Thursday, March 31, 2016

Petani Kopi Lampung

Oleh Supendi

Kopi Lampung bisa dikatakan tengah menjadi primadona baik di tingkatan lokal, nasional bahkan dunia. Di tingkat lokal, Pemerintah Provinsi Lampung bahkan telah menasbihkan kopi Lampung sebagai produk unggulan. Di kancah nasional, kopi robusta Lampung menjadi penyumbang terbesar produksi kopi nasional dengan produksi rata-rata 100.000-131.000 ton per tahun.

Luas areal tanam kopi Lampung mencapai 173.670 ha dengan produksi mencapai 900 kg per ha. Sentra produksinya ada di Kabupaten Lampung Barat 65.010 ha, Tanggamus 43.897 ha dan 22.594 ha lainnya tersebar di Waykanan, Lampung Utara, Pringsewu dan Pesawaran.

Sementara di dunia internasional, kopi robusta Lampung sudah sejak lama menembus pasar Asia dan Eropa. Nilai ekspor biji kopi robusta Lampung selama 2015 mencapai USD582,5 juta dengan volume 315.276 ton. Gambaran itu menjadi alasan kuat bagi Pemprov Lampung untuk menjadikannya sebagai produk unggulan.

Tahun ini pemprov melalui Dinas Perdagangan bakal fokus pada peningkatan kualitas dan nilai jual kopi di pasar internasional dengan menghadirkan produk olahan. Upaya promosi akan digiatkan karena rupanya soal tingkat ketenaran di level lokal dan nasional, kopi Lampung masih kalah dibanding kopi daerah lain seperti Kopi Aceh, Gayo bahkan kopi Bali. Sesuatu yang miris bukan?

Upaya pengembangan kopi Lampung itu juga menjadi perhatian Kamar Dagang dan Industri (Kadin) Lampung yang berencana meluncurkan rumah kopi. Suatu tempat berkumpulnya aneka produk kopi Lampung berbagai daerah, sepaket dengan edukasi filosofi kopi dan pembuatannya. Tujuannya agar pengunjung khususnya luar Lampung bisa lebih mengenal dan memahami bahwa kopi Lampung memang memiliki cita rasa kuat dan unggul soal rasa. Lebih dari itu, pengusaha kopi bisa semakin eksis dalam memasarkan produknya.

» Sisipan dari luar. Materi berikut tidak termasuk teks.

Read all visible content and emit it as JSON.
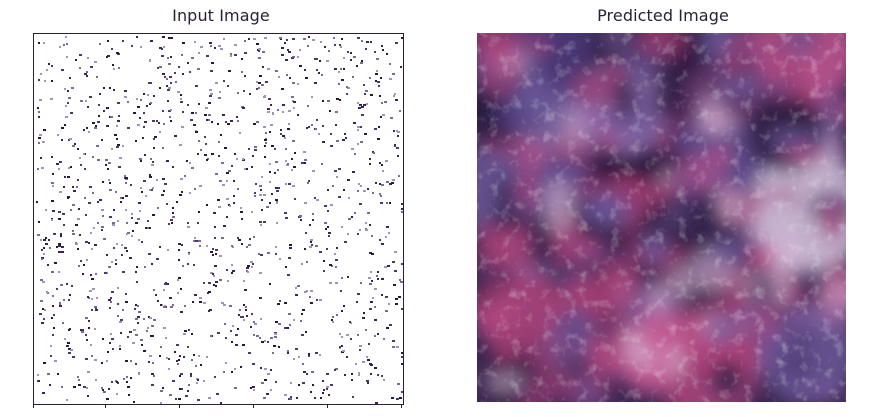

Namun, ada satu hal yang mungkin terlupakan. Ditengah hingar-bingar itu adakah kebijakan yang secara khusus menyentuh para petani kopi di tingkatan dasar? Sebut saja, sesuatu yang mengatur agar produksi kopi terus meningkat dan yang lebih penting harga jual kopi di tingkat petani terus meningkat bukan justru melorot.

Pada pertengahan 2015 lalu misalnya, saat kurs dolar AS meroket dan menekan Rupiah hingga nyaris di level Rp15 ribu per dolar AS, petani kopi di Lampung toh tak terimbas apa-apa. Harga kopi tetap stagnan di kisaran Rp20 ribuan per kg, bahkan cenderung menurun di kisaran Rp19 ribu per kg. Asumsinya saat kurs AS tinggi, otomatis nilai ekspor kopi juga meningkat. Namun petani tetaplah hanya disibukkan dengan aktifitas menanam dan tak merasakan lebih. 

Pemerintah harus sadar, bahwa harga yang layak (tinggi) merupakan poin utama yang menjadi alasan petani untuk tetap berkebun kopi dan tak mengalihkan lahannya untuk tanaman lain. Bila mau jujur, kian hari dan tahun, sebenarnya areal tanam kopi Lampung terus mengalami penurunan, bukan?

Saya jadi teringat, sekitar tahun 2000an, di desa tempat saya tinggal, Hanakau Kecamatan Sukau Lampung Barat masih dipenuhi kebun kopi. Saat itu meski masa Suharto telah lengser namun harga kopi masih terjaga di kisaran Rp50-Rp60 ribu per kg. Bisa disebut petani kopi sedang jaya-jayanya.

Mau ngopi dari produksi di lahan sendiri tinggal buat. Bahkan saya bisa memilih biji kopi yang jatuh dari pohon kopi setelah dimakan oleh musang yang kini orang menyebutnya sebagai kopi luwak. Rasanya jauh original dibanding produksi kopi luwak di pasaran yang pernah saya cicipi.

Namun, semua itu kini tinggal kenangan. Sulit sekali mencari kopi di tempat yang dikenal sebagai produsen kopi. Lahan tanam kopi kini berganti dengan tanaman palawija (sayuran). Bahkan sekarang bila mau ngopi kami harus membeli kopi bubuk di warung, layaknya orang-orang perkotaan.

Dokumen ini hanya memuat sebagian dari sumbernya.